The pharmaceutical giant Roche has decided to set a ceiling on the orders that 11 Spanish hospitals will be allowed to place until they settle at least part of their ballooning unpaid bills. One more center, the Hospital Provincial de Castellón, will have to pay the Swiss multinational, which manufactures many of the cancer treatments used in Spanish hospitals, for its orders in cash.
Farmaindustria, the pharmaceutical industry association, calculates that the outstanding debt on drugs ordered by hospitals was close to 6.4 billion euros in late 2011. A delay in payments from struggling regional governments is leaving public hospitals in the red, while pharmacies in some regions, such as Valencia, have gone on strike to protest the fact that the Generalitat also owes them millions of euros for subsidized drugs.
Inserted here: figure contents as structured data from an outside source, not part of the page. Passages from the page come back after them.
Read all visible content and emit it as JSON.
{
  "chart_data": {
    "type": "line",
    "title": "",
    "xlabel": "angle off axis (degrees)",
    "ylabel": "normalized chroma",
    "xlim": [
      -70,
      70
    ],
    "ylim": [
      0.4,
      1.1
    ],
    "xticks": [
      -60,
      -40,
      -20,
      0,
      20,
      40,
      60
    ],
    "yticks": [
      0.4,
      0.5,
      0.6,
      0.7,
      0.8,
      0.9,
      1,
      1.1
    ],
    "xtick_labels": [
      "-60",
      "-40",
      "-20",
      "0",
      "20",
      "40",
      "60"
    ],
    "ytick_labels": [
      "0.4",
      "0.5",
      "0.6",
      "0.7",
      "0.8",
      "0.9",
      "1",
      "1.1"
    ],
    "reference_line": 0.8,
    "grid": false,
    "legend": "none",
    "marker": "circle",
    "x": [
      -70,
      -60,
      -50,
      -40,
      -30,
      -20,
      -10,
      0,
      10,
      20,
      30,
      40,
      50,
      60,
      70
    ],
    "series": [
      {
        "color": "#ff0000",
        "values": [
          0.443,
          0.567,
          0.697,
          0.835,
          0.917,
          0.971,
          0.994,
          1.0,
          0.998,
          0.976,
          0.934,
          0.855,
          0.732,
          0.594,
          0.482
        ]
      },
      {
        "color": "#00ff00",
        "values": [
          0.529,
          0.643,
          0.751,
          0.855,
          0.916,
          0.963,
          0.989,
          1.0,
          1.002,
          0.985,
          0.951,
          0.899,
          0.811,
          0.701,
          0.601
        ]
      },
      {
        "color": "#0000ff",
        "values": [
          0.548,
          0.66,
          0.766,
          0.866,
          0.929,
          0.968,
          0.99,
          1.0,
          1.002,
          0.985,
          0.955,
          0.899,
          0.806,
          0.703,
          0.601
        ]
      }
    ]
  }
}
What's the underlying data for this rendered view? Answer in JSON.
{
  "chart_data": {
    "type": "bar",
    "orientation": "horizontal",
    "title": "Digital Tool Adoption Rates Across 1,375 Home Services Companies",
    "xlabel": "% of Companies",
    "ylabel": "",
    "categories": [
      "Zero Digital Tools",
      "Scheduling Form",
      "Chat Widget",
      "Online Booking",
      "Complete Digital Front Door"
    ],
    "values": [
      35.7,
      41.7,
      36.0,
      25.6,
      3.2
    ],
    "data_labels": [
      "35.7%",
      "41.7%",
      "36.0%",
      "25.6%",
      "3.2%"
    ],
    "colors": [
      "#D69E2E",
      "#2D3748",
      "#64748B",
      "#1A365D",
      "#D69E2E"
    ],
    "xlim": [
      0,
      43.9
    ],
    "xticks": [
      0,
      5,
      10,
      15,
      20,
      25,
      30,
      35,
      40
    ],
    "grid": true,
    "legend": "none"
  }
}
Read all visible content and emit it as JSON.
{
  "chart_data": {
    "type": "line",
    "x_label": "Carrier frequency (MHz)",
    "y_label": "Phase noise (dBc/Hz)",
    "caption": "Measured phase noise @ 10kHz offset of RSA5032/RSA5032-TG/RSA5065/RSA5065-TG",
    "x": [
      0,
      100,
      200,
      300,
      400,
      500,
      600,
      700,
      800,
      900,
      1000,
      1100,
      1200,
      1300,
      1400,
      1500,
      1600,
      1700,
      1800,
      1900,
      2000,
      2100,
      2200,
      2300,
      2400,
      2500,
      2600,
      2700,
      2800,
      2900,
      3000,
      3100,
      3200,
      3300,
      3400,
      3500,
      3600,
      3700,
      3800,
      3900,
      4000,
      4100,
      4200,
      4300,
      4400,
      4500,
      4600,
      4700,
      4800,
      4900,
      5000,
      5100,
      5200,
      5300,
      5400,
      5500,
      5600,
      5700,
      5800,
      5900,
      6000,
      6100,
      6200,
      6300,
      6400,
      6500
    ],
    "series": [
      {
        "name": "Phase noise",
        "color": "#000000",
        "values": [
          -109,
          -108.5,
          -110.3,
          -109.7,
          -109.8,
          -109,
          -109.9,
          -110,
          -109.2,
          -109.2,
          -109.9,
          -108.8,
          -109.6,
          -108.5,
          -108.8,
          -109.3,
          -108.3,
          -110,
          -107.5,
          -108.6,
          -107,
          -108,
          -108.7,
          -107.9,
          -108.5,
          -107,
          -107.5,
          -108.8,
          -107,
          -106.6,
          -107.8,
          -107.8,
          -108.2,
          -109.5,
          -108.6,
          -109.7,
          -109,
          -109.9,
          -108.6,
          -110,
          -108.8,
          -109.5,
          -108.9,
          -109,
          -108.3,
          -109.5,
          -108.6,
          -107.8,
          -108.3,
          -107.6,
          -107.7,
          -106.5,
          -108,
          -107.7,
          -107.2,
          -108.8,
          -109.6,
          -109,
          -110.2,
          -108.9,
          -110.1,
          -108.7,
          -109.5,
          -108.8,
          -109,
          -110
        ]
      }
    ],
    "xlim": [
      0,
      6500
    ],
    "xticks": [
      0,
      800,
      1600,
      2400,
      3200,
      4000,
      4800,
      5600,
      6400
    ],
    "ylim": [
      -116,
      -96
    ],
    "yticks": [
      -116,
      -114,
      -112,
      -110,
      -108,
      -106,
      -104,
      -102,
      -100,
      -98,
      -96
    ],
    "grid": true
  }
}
GlaxoSmithKline (GSK), Bayer and other major companies have said they are, for now, not planning to place similar credit limits or ask for cash payment from medical centers that are running significantly behind on their payments.
Sources at Roche confirmed that after payment has been delayed for more than 700 days, the company will halt supplies until the hospital or the public authority it depends on reduces its debt. In practice, this has meant that cancer treatments have been delayed for one or two days at medical centers in Cuenca and Xàtiva (Valencia), health industry sources said.